The judgment which ought to be formed concerning the visible Church which comes under our observation, must, I think, be sufficiently clear from what has been said. I have observed that the Scriptures speak of the Church in two ways. Sometimes when they speak of the Church they mean the Church as it really is before God–the Church into which none are admitted but those who by the gift of adoption are sons of God, and by the sanctification of the Spirit true members of Christ. In this case it not only comprehends the saints who dwell on the earth, but all the elect who have existed from the beginning of the world. Often, too, by the name of Church is designated the whole body of mankind scattered throughout the world, who profess to worship one God and Christ, who by baptism are initiated into the faith; by partaking of the Lord’s Supper profess unity in true doctrine and charity, agree in holding the word of the Lord, and observe the ministry which Christ has appointed for the preaching of it. In this Church there is a very large mixture of hypocrites, who have nothing of Christ but the name and outward appearance: of ambitious, avaricious, envious, evil-speaking men, some also of impurer lives, who are tolerated for a time, either because their guilt cannot be legally established, or because due strictness of discipline is not always observed. Hence, as it is necessary to believe the invisible Church, which is manifest to the eye of God only, so we are also enjoined to regard this Church which is so called with reference to man, and to cultivate its communion.

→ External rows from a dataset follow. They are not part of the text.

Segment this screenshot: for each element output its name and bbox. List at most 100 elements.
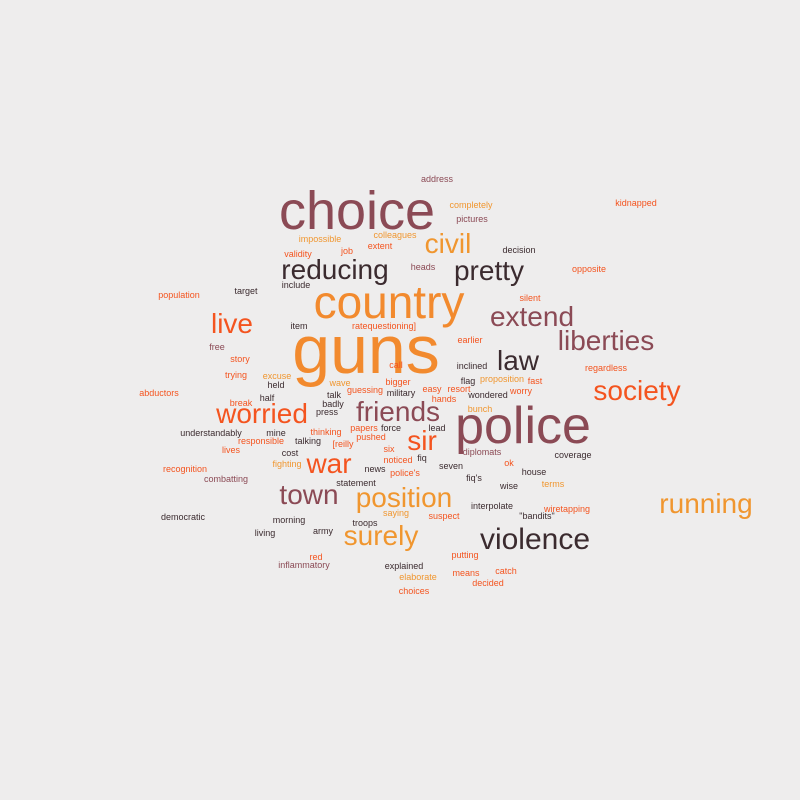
cloud-word: validity [284,249,312,259]
cloud-word: wiretapping [543,504,590,514]
cloud-word: fiq's [466,473,482,483]
cloud-word: violence [480,523,590,556]
cloud-word: troops [352,518,378,528]
cloud-word: wave [328,378,350,388]
cloud-word: guns [292,312,439,388]
cloud-word: heads [411,262,436,272]
cloud-word: army [313,526,333,536]
cloud-word: press [316,407,339,417]
cloud-word: combatting [204,474,248,484]
cloud-word: understandably [180,428,242,438]
cloud-word: talk [327,390,342,400]
cloud-word: target [234,286,258,296]
cloud-word: proposition [480,374,524,384]
cloud-word: putting [451,550,478,560]
cloud-word: cost [282,448,299,458]
cloud-word: bigger [385,377,410,387]
cloud-word: "bandits" [519,511,554,521]
cloud-word: position [356,482,453,513]
cloud-word: earlier [457,335,482,345]
cloud-word: abductors [139,388,179,398]
cloud-word: explained [385,561,424,571]
cloud-word: [reilly [332,439,354,449]
cloud-word: country [314,276,465,328]
cloud-word: interpolate [471,501,513,511]
cloud-word: talking [295,436,321,446]
cloud-word: extent [368,241,393,251]
cloud-word: red [309,552,322,562]
cloud-word: resort [447,384,471,394]
cloud-word: means [452,568,480,578]
cloud-word: held [267,380,284,390]
cloud-word: democratic [161,512,206,522]
cloud-word: living [255,528,276,538]
cloud-word: half [260,393,275,403]
cloud-word: badly [322,399,344,409]
cloud-word: suspect [428,511,460,521]
cloud-word: guessing [347,385,383,395]
cloud-word: society [593,375,680,406]
cloud-word: worried [215,398,308,429]
cloud-word: fighting [272,459,301,469]
cloud-word: friends [356,396,440,427]
cloud-word: ok [504,458,514,468]
cloud-word: seven [439,461,463,471]
cloud-word: ratequestioning] [352,321,416,331]
cloud-word: trying [225,370,247,380]
cloud-word: inclined [457,361,488,371]
cloud-word: papers [350,423,378,433]
cloud-word: diplomats [463,447,502,457]
cloud-word: completely [449,200,493,210]
cloud-word: police's [390,468,420,478]
cloud-word: free [209,342,225,352]
cloud-word: wondered [467,390,508,400]
cloud-word: house [522,467,547,477]
cloud-word: hands [432,394,457,404]
cloud-word: wise [499,481,518,491]
cloud-word: impossible [299,234,342,244]
cloud-word: statement [336,478,376,488]
cloud-word: sir [407,425,437,456]
cloud-word: recognition [163,464,207,474]
cloud-word: population [158,290,200,300]
cloud-word: inflammatory [278,560,330,570]
cloud-word: live [211,308,253,339]
cloud-word: running [659,488,752,519]
cloud-word: item [290,321,307,331]
cloud-word: colleagues [373,230,417,240]
cloud-word: war [305,448,351,479]
cloud-word: regardless [585,363,628,373]
cloud-word: terms [542,479,565,489]
cloud-word: choice [279,181,435,241]
cloud-word: bunch [468,404,493,414]
cloud-word: choices [399,586,430,596]
cloud-word: worry [509,386,532,396]
cloud-word: noticed [383,455,412,465]
cloud-word: job [340,246,353,256]
cloud-word: news [364,464,386,474]
cloud-word: police [455,397,591,455]
cloud-word: surely [344,520,419,551]
cloud-word: civil [425,228,472,259]
cloud-word: responsible [238,436,284,446]
cloud-word: reducing [281,254,388,285]
cloud-word: decision [502,245,535,255]
cloud-word: decided [472,578,504,588]
cloud-word: excuse [263,371,292,381]
cloud-word: force [381,423,401,433]
cloud-word: call [389,360,403,370]
cloud-word: military [387,388,416,398]
cloud-word: pushed [356,432,386,442]
word-cloud-words: guns choice country police violence runn… [139,174,752,596]
cloud-word: address [421,174,454,184]
cloud-word: fiq [417,453,427,463]
cloud-word: extend [490,301,574,332]
cloud-word: pretty [454,255,524,286]
cloud-word: silent [519,293,541,303]
cloud-word: liberties [558,325,654,356]
cloud-word: six [384,444,395,454]
cloud-word: opposite [572,264,606,274]
cloud-word: morning [273,515,306,525]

John Calvin, Institutes of the Christian Religion, Book 4, Chapter 1, Paragraph 7



The State

The State has just as comprehensive a definition as the Church, but seems to have more assumptions than discussions regarding it. The presumed definitions tend to rely on the political persuasion and utilitarian degree of the individual.

Murray Rothbard thoroughly defines the state in his phenomenal essay The Anatomy of the State.

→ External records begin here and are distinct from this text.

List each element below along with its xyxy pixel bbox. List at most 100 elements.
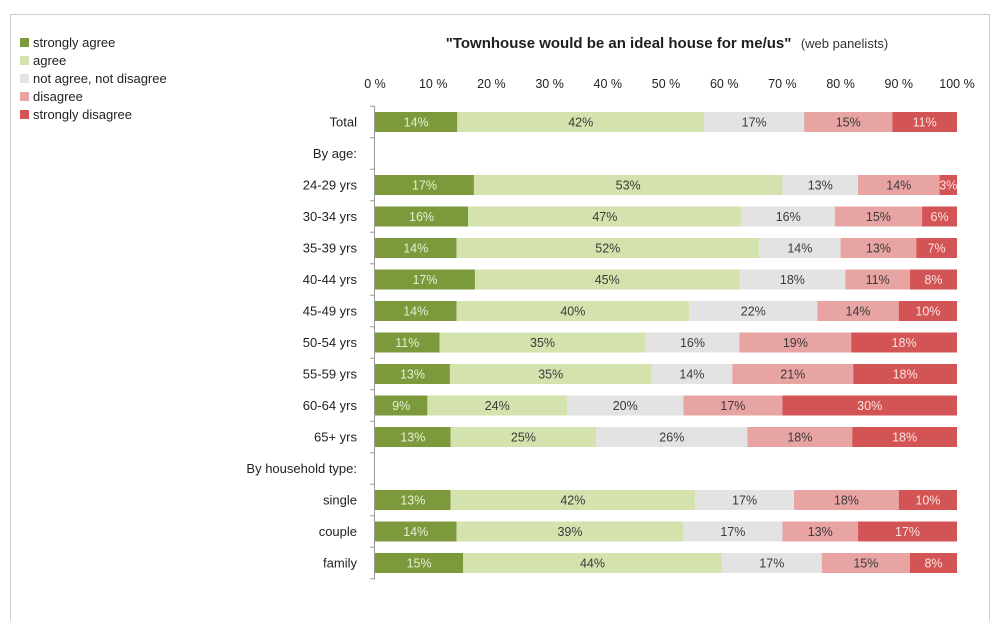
data-label: 17% <box>720 525 745 539</box>
bar-segment <box>804 112 893 132</box>
bar-segment <box>457 112 705 132</box>
bar-segment <box>782 521 859 542</box>
bar-segment <box>689 301 818 321</box>
category-label: 40-44 yrs <box>303 272 358 287</box>
bar-segment <box>817 301 899 321</box>
data-label: 8% <box>924 557 942 571</box>
bar-segment <box>840 238 917 258</box>
data-label: 18% <box>892 336 917 350</box>
bar-segment <box>892 112 957 132</box>
group-header-label: By age: <box>313 146 357 161</box>
data-label: 13% <box>808 525 833 539</box>
category-label: 30-34 yrs <box>303 209 358 224</box>
bar-segment <box>375 427 451 447</box>
bar-segment <box>375 269 475 290</box>
bar-segment <box>596 427 748 447</box>
data-label: 15% <box>853 557 878 571</box>
chart-title-sub: (web panelists) <box>801 36 888 51</box>
x-tick-label: 0 % <box>364 77 386 91</box>
category-label: 24-29 yrs <box>303 178 358 193</box>
x-tick-label: 100 % <box>939 77 974 91</box>
bar-segment <box>427 395 568 416</box>
chart-title-main: "Townhouse would be an ideal house for m… <box>446 35 792 52</box>
legend-label: agree <box>33 53 66 68</box>
data-label: 10% <box>915 305 940 319</box>
data-label: 18% <box>892 431 917 445</box>
bar-segment <box>922 206 957 227</box>
data-label: 6% <box>931 210 949 224</box>
data-label: 13% <box>400 368 425 382</box>
data-label: 17% <box>759 557 784 571</box>
data-label: 40% <box>560 305 585 319</box>
data-label: 22% <box>741 305 766 319</box>
data-label: 17% <box>412 273 437 287</box>
data-label: 20% <box>613 399 638 413</box>
bar-segment <box>695 490 795 510</box>
data-label: 13% <box>400 494 425 508</box>
legend-swatch <box>20 74 29 83</box>
bar-rows: Total 14% 42% 17% 15% 11% By age: 24-29 yrs 17% 5… <box>246 112 957 573</box>
bar-segment <box>704 112 805 132</box>
bar-segment <box>651 364 733 384</box>
x-tick-label: 40 % <box>594 77 623 91</box>
frame-border-top <box>10 14 990 15</box>
data-label: 24% <box>485 399 510 413</box>
bar-segment <box>449 364 652 384</box>
bar-segment <box>456 238 760 258</box>
x-tick-label: 90 % <box>885 77 914 91</box>
bar-segment <box>375 521 457 542</box>
category-label: 65+ yrs <box>314 430 357 445</box>
legend-label: strongly agree <box>33 35 115 50</box>
category-label: couple <box>319 524 357 539</box>
bar-segment <box>898 490 957 510</box>
data-label: 18% <box>787 431 812 445</box>
data-label: 17% <box>732 494 757 508</box>
bar-segment <box>739 269 846 290</box>
data-label: 13% <box>808 179 833 193</box>
data-label: 42% <box>568 116 593 130</box>
bar-segment <box>909 553 957 573</box>
bar-segment <box>375 175 474 195</box>
data-label: 19% <box>783 336 808 350</box>
data-label: 3% <box>939 179 957 193</box>
bar-segment <box>845 269 910 290</box>
bar-segment <box>721 553 822 573</box>
data-label: 39% <box>557 525 582 539</box>
bar-segment <box>683 521 783 542</box>
x-tick-label: 80 % <box>826 77 855 91</box>
bar-segment <box>450 490 696 510</box>
data-label: 14% <box>403 305 428 319</box>
bar-segment <box>456 521 684 542</box>
data-label: 17% <box>412 179 437 193</box>
y-axis <box>370 105 375 580</box>
data-label: 14% <box>404 116 429 130</box>
bar-segment <box>683 395 783 416</box>
bar-segment <box>375 332 440 353</box>
data-label: 8% <box>924 273 942 287</box>
data-label: 9% <box>392 399 410 413</box>
data-label: 17% <box>720 399 745 413</box>
data-label: 53% <box>616 179 641 193</box>
bar-segment <box>645 332 740 353</box>
frame-border-right <box>989 14 990 621</box>
data-label: 13% <box>866 242 891 256</box>
bar-segment <box>456 301 690 321</box>
data-label: 18% <box>834 494 859 508</box>
data-label: 21% <box>780 368 805 382</box>
data-label: 13% <box>400 431 425 445</box>
data-label: 11% <box>866 273 890 287</box>
data-label: 14% <box>787 242 812 256</box>
bar-segment <box>463 553 722 573</box>
category-label: 60-64 yrs <box>303 398 358 413</box>
bar-segment <box>450 427 597 447</box>
data-label: 44% <box>580 557 605 571</box>
data-label: 45% <box>595 273 620 287</box>
bar-segment <box>782 395 957 416</box>
data-label: 42% <box>560 494 585 508</box>
data-label: 14% <box>403 525 428 539</box>
bar-segment <box>375 553 464 573</box>
data-label: 14% <box>403 242 428 256</box>
bar-segment <box>375 206 469 227</box>
legend-swatch <box>20 92 29 101</box>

Briefly, the State is that organization in society which attempts to maintain a monopoly of the use of force and violence in a given territorial area; in particular, it is the only organization in society that obtains its revenue not by voluntary contribution or payment for services rendered but by coercion.

Murray Rothbard, Anatomy of the State

Being that many have not considered these terms in relation to the state, it may be helpful to read a little further into Rothbard’s distinctions between the actions of the individual and the actions of the state.

While other individuals or institutions obtain their income by production of goods and services and by the peaceful and voluntary sale of these goods and services to others, the State obtains its revenue by the use of compulsion; that is, by the use and the threat of the jailhouse and the bayonet. Having used force and violence to obtain its revenue, the State generally goes on to regulate and dictate the other actions of its individual subjects. One would think that simple observation of all States through history and over the globe would be proof enough of this assertion; but the miasma of myth has lain so long over State activity that elaboration is necessary.

Murray Rothbard, Anatomy of the State


The Separation?

With proper, agreeable definitions for the Church and the state, conversations as to the relationship between them should be less complicated. Regardless of the political or utilitarian presuppositions, the honest review of the natures of the Church and state should be enough to give us the answer.